I recently got the chance to chat with Paul Donnelly, the Microsoft Windows Vista beta program manager, to ask about the development process for Windows Vista and branching. It looks like I was wrong about a lot of things, but through his explanations, I was able to get a better understanding of how everything worked. So here is the updated RC1 branching diagram.
Basically, the changes I’ve made to the diagram are:
- New “features” were only added before Beta 2. No new “features” has been added after Beta 2.
- Only “content” has been added post-Beta 2.
Features vs Content
So whats the difference between “features” and “content”? Paul explains, a feature is a set of code to do a specific function. Aero is a feature, the log-on screen is a feature. Content on the other hand, provide additional resources for a feature, which might contribute to the end-user experience. An example of this is the system sounds. Obviously without a doubt, new Vista system sounds are coming, but not as a feature. The feature for system sounds is the ability to play specified sound files on predefined events. The sound files themselves are content, which is audible to the user. Wallpapers and help files would also be classified as content. And since a new boot screen may not involve modifying code, that might be considered content too!
I also took the opportunity to ask Paul whether modifying Aero Glass would be possible at this time.
Not only did he say it was possible, but he went as far as saying He says it is possible, and I quote, “A new theme is again, just content. Since the theming code would just apply it.” A new theme is possible at this point Changes to the existing Aero Glass is possible, a new Aero (tier) is not. But I’m confident nothing more than only a refined Aero Glass is coming, since there are only months left before Vista has to be shipped.
Important: Paul wants to make sure everyone is clear on this issue. NO new Aero is coming.
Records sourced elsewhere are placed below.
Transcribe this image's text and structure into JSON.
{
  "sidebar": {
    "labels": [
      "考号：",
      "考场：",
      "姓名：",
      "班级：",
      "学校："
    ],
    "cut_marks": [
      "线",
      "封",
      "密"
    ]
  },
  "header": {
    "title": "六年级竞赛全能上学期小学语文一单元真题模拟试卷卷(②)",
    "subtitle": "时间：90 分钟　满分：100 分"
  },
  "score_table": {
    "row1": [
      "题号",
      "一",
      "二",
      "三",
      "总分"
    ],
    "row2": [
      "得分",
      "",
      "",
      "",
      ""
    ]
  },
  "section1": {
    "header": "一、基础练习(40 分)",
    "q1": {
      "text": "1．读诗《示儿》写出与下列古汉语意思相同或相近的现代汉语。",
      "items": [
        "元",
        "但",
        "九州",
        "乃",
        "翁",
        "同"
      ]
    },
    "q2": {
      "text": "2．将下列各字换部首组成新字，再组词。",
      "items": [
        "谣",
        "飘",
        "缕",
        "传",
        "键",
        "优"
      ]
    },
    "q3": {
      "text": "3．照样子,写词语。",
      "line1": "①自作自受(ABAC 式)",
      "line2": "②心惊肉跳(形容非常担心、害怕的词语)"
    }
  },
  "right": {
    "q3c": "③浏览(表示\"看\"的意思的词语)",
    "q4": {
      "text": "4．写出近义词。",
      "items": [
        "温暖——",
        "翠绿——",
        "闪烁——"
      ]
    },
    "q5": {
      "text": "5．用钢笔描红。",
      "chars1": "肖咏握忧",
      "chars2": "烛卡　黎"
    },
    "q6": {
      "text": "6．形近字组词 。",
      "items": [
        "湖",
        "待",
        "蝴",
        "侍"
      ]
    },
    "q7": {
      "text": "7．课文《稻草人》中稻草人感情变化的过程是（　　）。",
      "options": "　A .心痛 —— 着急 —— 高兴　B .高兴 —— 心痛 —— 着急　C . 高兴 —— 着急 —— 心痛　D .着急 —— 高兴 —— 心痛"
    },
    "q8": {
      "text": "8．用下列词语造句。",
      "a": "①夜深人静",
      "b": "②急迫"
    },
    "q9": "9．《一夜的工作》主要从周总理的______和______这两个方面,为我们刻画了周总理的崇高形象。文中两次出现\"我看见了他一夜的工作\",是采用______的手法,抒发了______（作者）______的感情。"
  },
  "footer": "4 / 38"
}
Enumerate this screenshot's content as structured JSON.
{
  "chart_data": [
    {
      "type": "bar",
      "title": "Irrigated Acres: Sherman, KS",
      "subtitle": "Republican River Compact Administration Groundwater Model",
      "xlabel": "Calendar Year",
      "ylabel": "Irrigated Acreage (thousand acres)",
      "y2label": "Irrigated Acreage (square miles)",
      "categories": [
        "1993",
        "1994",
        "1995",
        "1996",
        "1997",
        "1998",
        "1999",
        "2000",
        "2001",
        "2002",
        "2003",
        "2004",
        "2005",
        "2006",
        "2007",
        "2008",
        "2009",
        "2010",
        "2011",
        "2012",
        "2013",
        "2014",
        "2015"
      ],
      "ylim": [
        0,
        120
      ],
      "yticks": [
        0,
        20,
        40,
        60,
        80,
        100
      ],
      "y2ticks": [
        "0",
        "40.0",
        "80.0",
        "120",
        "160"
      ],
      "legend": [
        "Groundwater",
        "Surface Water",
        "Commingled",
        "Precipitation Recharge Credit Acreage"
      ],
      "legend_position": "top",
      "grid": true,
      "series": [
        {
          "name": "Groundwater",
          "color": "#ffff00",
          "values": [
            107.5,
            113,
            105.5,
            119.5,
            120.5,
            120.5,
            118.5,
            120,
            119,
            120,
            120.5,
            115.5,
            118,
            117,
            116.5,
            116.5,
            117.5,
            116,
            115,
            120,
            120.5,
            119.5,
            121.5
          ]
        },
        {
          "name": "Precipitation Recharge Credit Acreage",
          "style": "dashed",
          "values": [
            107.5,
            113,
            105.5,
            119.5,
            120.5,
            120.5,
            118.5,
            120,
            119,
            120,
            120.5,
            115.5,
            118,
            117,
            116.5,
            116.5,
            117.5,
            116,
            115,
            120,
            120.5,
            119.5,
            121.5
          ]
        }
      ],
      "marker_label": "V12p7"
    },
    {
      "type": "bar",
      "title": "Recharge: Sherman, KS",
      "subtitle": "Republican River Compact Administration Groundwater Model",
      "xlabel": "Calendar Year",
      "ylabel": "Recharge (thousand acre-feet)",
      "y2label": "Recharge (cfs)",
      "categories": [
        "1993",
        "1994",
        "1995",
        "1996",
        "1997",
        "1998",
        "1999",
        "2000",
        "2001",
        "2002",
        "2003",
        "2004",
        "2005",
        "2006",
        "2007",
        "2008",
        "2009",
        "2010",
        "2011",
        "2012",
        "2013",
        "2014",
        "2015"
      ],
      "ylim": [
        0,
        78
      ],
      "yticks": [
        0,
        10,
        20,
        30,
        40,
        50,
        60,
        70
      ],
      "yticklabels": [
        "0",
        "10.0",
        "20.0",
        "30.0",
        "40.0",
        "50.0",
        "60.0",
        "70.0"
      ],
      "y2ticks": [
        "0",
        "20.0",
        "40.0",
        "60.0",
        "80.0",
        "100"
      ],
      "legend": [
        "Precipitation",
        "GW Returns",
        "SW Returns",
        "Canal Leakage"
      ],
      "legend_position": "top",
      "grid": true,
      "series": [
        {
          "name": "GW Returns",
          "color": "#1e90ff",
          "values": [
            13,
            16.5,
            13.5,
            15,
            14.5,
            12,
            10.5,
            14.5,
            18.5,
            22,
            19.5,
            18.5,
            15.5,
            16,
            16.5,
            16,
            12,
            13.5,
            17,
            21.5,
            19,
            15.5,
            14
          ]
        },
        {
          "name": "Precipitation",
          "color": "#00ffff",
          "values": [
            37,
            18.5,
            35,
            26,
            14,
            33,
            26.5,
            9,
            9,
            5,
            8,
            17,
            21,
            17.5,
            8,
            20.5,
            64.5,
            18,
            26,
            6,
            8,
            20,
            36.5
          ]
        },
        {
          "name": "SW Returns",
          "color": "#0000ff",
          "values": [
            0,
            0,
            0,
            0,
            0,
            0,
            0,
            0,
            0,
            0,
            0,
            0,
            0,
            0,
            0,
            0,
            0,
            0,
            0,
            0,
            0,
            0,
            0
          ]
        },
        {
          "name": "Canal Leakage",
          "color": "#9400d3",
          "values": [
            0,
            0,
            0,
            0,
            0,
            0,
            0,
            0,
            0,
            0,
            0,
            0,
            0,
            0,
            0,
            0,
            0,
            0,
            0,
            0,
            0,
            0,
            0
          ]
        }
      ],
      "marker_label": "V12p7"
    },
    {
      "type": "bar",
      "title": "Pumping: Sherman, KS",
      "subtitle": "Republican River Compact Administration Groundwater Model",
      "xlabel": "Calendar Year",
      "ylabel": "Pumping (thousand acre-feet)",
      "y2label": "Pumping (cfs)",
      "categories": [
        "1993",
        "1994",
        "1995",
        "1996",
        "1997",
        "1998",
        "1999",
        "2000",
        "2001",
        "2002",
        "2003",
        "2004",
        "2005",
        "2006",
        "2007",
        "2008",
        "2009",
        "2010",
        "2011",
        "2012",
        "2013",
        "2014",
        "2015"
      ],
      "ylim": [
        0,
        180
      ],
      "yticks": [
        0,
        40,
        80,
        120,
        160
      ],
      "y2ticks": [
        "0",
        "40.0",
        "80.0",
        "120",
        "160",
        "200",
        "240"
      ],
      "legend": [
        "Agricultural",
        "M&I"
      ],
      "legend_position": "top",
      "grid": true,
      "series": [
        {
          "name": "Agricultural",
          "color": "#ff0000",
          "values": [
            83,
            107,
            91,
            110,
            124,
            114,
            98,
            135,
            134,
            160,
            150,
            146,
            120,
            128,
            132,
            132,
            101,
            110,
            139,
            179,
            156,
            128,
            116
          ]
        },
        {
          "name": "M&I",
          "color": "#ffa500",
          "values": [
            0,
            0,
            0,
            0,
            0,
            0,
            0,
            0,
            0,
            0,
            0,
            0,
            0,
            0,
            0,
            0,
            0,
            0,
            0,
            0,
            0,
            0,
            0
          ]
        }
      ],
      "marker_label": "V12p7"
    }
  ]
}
NO vector Glass. NO new theme. These were ONLY stated as examples.
Paul also reconfirmed strongly since Beta 2, Vista was “feature-locked”. That is, no additional features may be added to Windows Vista at this time in development. However exceptions apply.
No new features can be added, but features can be changed. Changing the log-on screen feature after it’s already been in the build is very possible. I didn’t clarify how much you could change a feature before it is considered a ‘new feature’, but I presume you could quite a bit of remodeling.
Then I asked about the possibilities of adding a clock to the log-on screen. Paul states two possible alternatives, depending on how the feature was documented. If the clock feature was internally enumerated in it’s own feature specification, then adding that feature after Beta 2 would be impossible. However, if the specifications for the log-on screen includes a clock as part of its features, then adding the clock would be considered a “work item”, a yet-to-be implemented part of a feature. For example, if the clock was in the original pre-Beta 2 specifications for the log-on screen, then is definitely possible for it to show up in the future.
Important: Paul also wants to make sure everyone is clear on the clock idea. He cannot confirm whether or not a clock will/will not be added to the final release. It was ONLY stated as an example.
But without access to the internal specifications, we can never know for sure what is planned for the final Windows Vista release. There could even be significant chunks of features still missing from current builds.
In conclusion, it was a very short but informative conversation. So here’s what I learned in summary:
- New wallpapers, system sounds, help files are not features.
- An updated Aero Glass is possible, although not probable. A new theme is even possible too (from a development standpoint), but is definitely not planned.
- Vista is definitely “feature-locked”. No new features can be added.
- “Features” may be incomplete. New “features parts” could be coming.